Pourquoi donc un tel remue-ménage dans le cocktail déjà très agité du débat (sans fin) sur l'islam et, en l'occurrence, ses ramifications féministes ? Car le combat, estime Sarah Zouak, est aujourd'hui plus que jamais nécessaire. «Quand je fais des ateliers de sensibilisation dans les lycées, je demande aux élèves d’inscrire sur un bout de papier à quoi ils pensent quand on leur dit 'musulmane’. Les réponses de ces ados de 15 ans sont souvent assez choquantes : elles sont ‘soumises’, ‘oppressées’, ‘elles nous provoquent’, ‘elles devraient rentrer chez elles’», témoigne-t-elle. Une concorde sociale mise à rude épreuve cet été, la saison estivale 2016 ayant été jalonnée de sorties médiatiques à brûle-pourpoint sur le burkini. Mais encore : «Chaque jour, on a droit à une nouvelle histoire pour nous diviser. Laurence Rossignol, la ministre des droits des femmes, qui compare les musulmanes aux nègres. Ou encore les propos de Manuel Valls qui s’intéresse au féminisme seulement lorsqu’il est question de voile», énumère Sarah Zouak.

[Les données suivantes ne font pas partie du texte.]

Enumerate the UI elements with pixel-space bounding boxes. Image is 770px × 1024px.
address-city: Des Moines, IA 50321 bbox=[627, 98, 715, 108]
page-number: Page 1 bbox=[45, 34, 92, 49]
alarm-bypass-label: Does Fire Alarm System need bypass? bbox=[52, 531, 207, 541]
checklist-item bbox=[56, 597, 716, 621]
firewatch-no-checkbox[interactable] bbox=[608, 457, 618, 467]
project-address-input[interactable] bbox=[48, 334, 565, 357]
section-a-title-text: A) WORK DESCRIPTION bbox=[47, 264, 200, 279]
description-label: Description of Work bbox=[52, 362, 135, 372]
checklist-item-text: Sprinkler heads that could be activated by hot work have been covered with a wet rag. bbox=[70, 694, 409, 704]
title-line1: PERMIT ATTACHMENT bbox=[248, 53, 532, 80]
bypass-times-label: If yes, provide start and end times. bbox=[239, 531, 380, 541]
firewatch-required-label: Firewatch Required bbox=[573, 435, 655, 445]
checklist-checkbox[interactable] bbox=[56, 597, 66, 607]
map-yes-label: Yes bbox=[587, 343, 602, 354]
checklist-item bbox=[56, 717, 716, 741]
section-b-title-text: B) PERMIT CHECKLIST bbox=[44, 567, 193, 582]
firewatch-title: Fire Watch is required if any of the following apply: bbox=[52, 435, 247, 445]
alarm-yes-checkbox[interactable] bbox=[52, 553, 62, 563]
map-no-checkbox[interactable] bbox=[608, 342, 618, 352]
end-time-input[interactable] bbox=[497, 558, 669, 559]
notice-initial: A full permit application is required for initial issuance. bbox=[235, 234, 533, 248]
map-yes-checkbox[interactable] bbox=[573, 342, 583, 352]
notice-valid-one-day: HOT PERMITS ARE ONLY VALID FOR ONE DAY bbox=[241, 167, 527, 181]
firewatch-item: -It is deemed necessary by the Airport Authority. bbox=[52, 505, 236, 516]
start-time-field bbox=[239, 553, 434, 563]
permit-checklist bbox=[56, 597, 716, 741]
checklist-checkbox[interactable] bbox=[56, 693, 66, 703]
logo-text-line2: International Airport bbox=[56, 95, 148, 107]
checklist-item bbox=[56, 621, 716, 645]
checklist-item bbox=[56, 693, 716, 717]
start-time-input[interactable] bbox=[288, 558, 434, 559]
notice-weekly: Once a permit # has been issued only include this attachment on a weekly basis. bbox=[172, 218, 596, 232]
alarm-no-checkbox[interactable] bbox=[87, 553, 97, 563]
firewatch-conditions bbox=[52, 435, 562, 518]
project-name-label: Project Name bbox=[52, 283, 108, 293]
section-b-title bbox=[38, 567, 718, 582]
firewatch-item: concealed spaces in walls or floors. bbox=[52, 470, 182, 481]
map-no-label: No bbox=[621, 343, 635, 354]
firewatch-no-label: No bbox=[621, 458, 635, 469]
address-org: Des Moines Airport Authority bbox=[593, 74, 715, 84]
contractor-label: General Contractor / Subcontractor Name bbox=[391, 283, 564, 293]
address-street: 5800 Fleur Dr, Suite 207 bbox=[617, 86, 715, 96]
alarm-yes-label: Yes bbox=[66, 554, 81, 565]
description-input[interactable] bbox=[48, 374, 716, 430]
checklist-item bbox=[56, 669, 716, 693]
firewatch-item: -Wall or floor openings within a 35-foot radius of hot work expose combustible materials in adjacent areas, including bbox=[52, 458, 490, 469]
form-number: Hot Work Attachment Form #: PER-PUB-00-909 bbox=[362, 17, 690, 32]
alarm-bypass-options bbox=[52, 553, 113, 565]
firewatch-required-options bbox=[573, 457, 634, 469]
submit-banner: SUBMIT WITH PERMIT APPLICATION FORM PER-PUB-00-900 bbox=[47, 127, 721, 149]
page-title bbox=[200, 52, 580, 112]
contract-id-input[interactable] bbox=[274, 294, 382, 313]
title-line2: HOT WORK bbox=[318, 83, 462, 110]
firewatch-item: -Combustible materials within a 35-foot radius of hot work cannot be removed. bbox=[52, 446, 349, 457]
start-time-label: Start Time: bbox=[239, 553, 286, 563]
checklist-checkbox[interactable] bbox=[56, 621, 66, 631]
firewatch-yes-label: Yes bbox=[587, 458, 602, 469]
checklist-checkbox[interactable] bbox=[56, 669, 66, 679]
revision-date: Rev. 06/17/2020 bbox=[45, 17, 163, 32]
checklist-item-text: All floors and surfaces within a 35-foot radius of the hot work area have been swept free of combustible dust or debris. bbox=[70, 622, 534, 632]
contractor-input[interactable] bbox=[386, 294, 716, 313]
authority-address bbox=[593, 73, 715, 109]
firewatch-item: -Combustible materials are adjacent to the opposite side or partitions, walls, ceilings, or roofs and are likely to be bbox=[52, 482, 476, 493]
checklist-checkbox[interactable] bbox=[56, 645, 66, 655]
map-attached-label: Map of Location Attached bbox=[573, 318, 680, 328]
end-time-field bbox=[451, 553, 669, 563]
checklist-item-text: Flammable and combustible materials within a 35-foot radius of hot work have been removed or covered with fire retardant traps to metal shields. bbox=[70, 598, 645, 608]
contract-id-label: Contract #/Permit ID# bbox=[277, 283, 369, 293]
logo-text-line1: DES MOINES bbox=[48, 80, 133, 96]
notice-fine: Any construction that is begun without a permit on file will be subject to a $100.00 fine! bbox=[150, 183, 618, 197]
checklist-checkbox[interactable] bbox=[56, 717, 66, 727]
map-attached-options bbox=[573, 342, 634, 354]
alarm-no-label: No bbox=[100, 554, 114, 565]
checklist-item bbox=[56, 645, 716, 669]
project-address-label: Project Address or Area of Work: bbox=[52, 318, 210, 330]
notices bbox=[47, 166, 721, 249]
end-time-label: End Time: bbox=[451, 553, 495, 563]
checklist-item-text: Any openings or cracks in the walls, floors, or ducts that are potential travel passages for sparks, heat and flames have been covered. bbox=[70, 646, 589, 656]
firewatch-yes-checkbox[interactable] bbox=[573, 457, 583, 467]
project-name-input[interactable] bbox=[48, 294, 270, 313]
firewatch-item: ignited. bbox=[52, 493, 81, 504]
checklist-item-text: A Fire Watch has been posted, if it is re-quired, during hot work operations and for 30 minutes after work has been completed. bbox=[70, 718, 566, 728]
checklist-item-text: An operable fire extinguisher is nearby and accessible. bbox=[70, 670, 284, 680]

«L’objectif premier est ainsi de déconstruire les préjugés sur les femmes musulmanes, constamment représentées comme des femmes soumises, oppressées et victimes mais aussi de susciter l’inspiration pour que chaque femme devienne actrice de sa propre vie. L’idée était de faire de ces femmes des sources d’inspiration pour toutes et tous», explique-t-elle encore à Médiapart. Sa série documentaire, réalisée sur cinq mois, «débute par une quête personnelle, un besoin viscéral de me battre contre ce récit unique que l’on ne cesse d’entendre sur les femmes musulmanes. Diplômée d’un Master en école de commerce et d’un Master en Relations Internationales, je n’avais jamais touché une caméra avant d’entamer mon voyage.»

Pourtant, l'envie de sillonner cinq pays musulmans «très différents les uns des autres et pourtant fantasmés comme un bloc homogène» dépasse de loin les obstacles matériels. Vingt-quatre heures de formation et quelques tutoriels plus tard, la voilà fin prête, accompagnée de son amie Justine Devillaine, à tendre le micro aux femmes musulmanes, qu'elles soient Marocaines, Tunisiennes, Indonésiennes, Turques ou Iraniennes. Aujourd'hui, Sarah Zouak a le cuir tanné, mais aurait préféré l'avoir eu plus tôt :

«Rencontrer tous ces modèles de femmes musulmanes féministes que l’on ne m’a jamais montrés m’a permis de réaliser que je pouvais être moi-même et vivre pleinement et sereinement mes différentes identités sans laisser les autres définir qui je suis. Ces documentaires que je réalise, c’est un peu les films que j’aurais aimé voir à 12 ans : cela m’aurait permis d’éviter des années de questionnements et de doutes.»